Recently, a friend used the negative shift of hexadecimal numbers in the program (the compiler is gcc). I was curious for the first time, so I did some research.
Negative bit-shifting of a number is non-standard, but possible.
Specific example:
char tmp = 0x10;
tmp = tmp << -1;
Guess what the result is, some people guess that tmp is shifted by -1 bit to the left, isn't it shifted by 1 bit to the right? The result is 0x01?
Unfortunately, computers and human brains are not the same. result is 0
why? In order to find out why, I did some small tests and made solid results.
Since I know the difference between +0 and -0, I first set tmp << -128 (-128 is -0), as I guessed, the result is 0x10
And -128 in binary is 1000 000b
Continue, set tmp << -127, the result is 0x20, shifted 1 bit to the left
-127 in binary is 1000 0001b
Can't wait, tried tmp << -126, the result is 0x40, shifted left by 2 bits
-126 in binary is 1000 0010b
At this time, everyone should have seen the clue like me, but don't say it, let's see that they move to the right by the same value:
First put tmp >> -128 (-128 is -0), the result is 0x10
And -128 in binary is 1000 000b
Continue, set tmp >> -127, the result is 0x08, shifted 1 bit to the right
-127 in binary is 1000 0001b
Can't wait, tried tmp >> -126, it turned out to be 0x04, shifted right by 2 bits
-126 in binary is 1000 0010b
At this time, you can make a bold guess. If the shift operation is a negative number, the number of bits shifted is determined by the lower seven bits of the binary form of the negative number.
If you still have doubts, continue to test:
tmp << -255 results in 0x20, -255 in binary is 0x1 0000 0001b
tmp << -511 results in 0x20, -511 in binary is 0x10 0000 0001b
tmp << -1023 The result is 0x20, the binary of -1023 is 0x100 0000 0001b
Now we can say for sure:
if the shift operation is a negative number, then the number of bits shifted is determined by the lower seven bits of the binary form of the negative number. (
The current longlong type seems to have a maximum length of only 64 bits.
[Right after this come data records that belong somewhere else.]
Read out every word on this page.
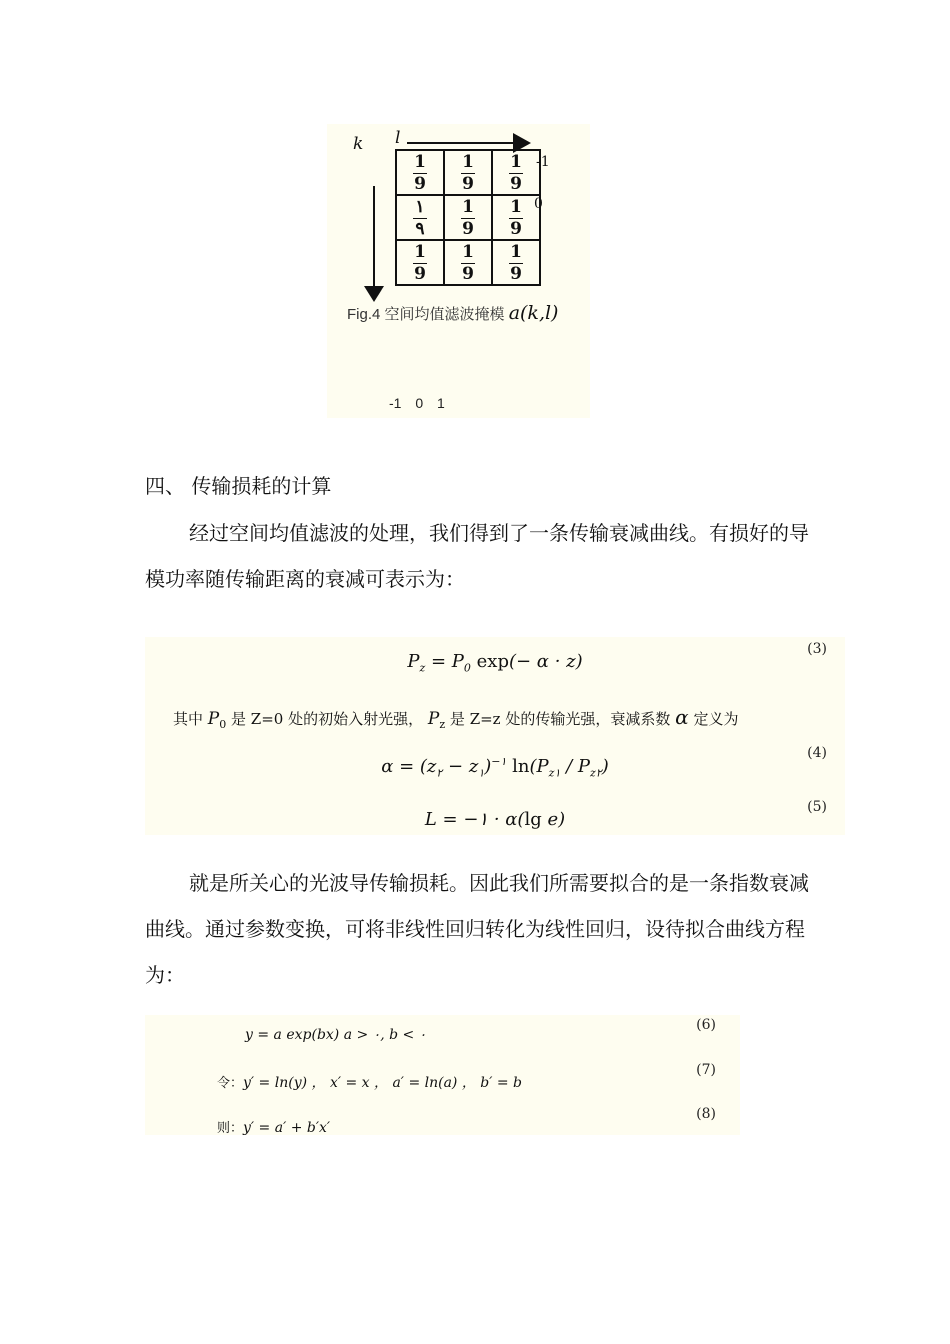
k l
$\frac{1}{9}$	$\frac{1}{9}$	$\frac{1}{9}$

$\frac{١}{٩}$	$\frac{1}{9}$	$\frac{1}{9}$

$\frac{1}{9}$	$\frac{1}{9}$	$\frac{1}{9}$
-1
0
Fig.4 空间均值滤波掩模 a(k,l)
-1 0 1
四、 传输损耗的计算
经过空间均值滤波的处理，我们得到了一条传输衰减曲线。有损好的导模功率随传输距离的衰减可表示为：
$P_z = P_0$ exp(− α · z)
(3)
其中 $P_0$ 是 Z=0 处的初始入射光强， $P_z$ 是 Z=z 处的传输光强，衰减系数 α 定义为
$\alpha = (z_٢ - z_١)^{-١}$ $\ln(P_{z١} / P_{z٢})$
(4)
L = −١ · α(lg e)
(5)
就是所关心的光波导传输损耗。因此我们所需要拟合的是一条指数衰减曲线。通过参数变换，可将非线性回归转化为线性回归，设待拟合曲线方程为：
y = a exp(bx) a > ٠, b < ٠
(6)
令：y′ = ln(y) ， x′ = x ， a′ = ln(a) ， b′ = b
(7)
则：y′ = a′ + b′x′
(8)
To reach 128 bits, the compiler needs to be modified.)
After writing this article, I accidentally discovered something wrong at work. The above results only represent the shifting rules of the signed char type. Therefore, the above conclusions need to be further expanded.
Here is the expanded conclusion:
When a number is a signed number, set the binary number of the signed number to k (for example, int type in a 32-bit system, its binary number is 32), then the number is shifted to the left or right by n bits When , the number is shifted only by the positive digit indicated by the lower k-1 bits in the binary form of the n number.
When a number is an unsigned number,
set the binary number of the signed number to k (for example, int type in a 32-bit system, its binary number is 32), then the number is shifted to the left or right by n bits When , the number is shifted only by the positive number indicated by the lower k bits in the binary form of the n number.
Due to my limited level, please correct me if I am wrong. I am very grateful.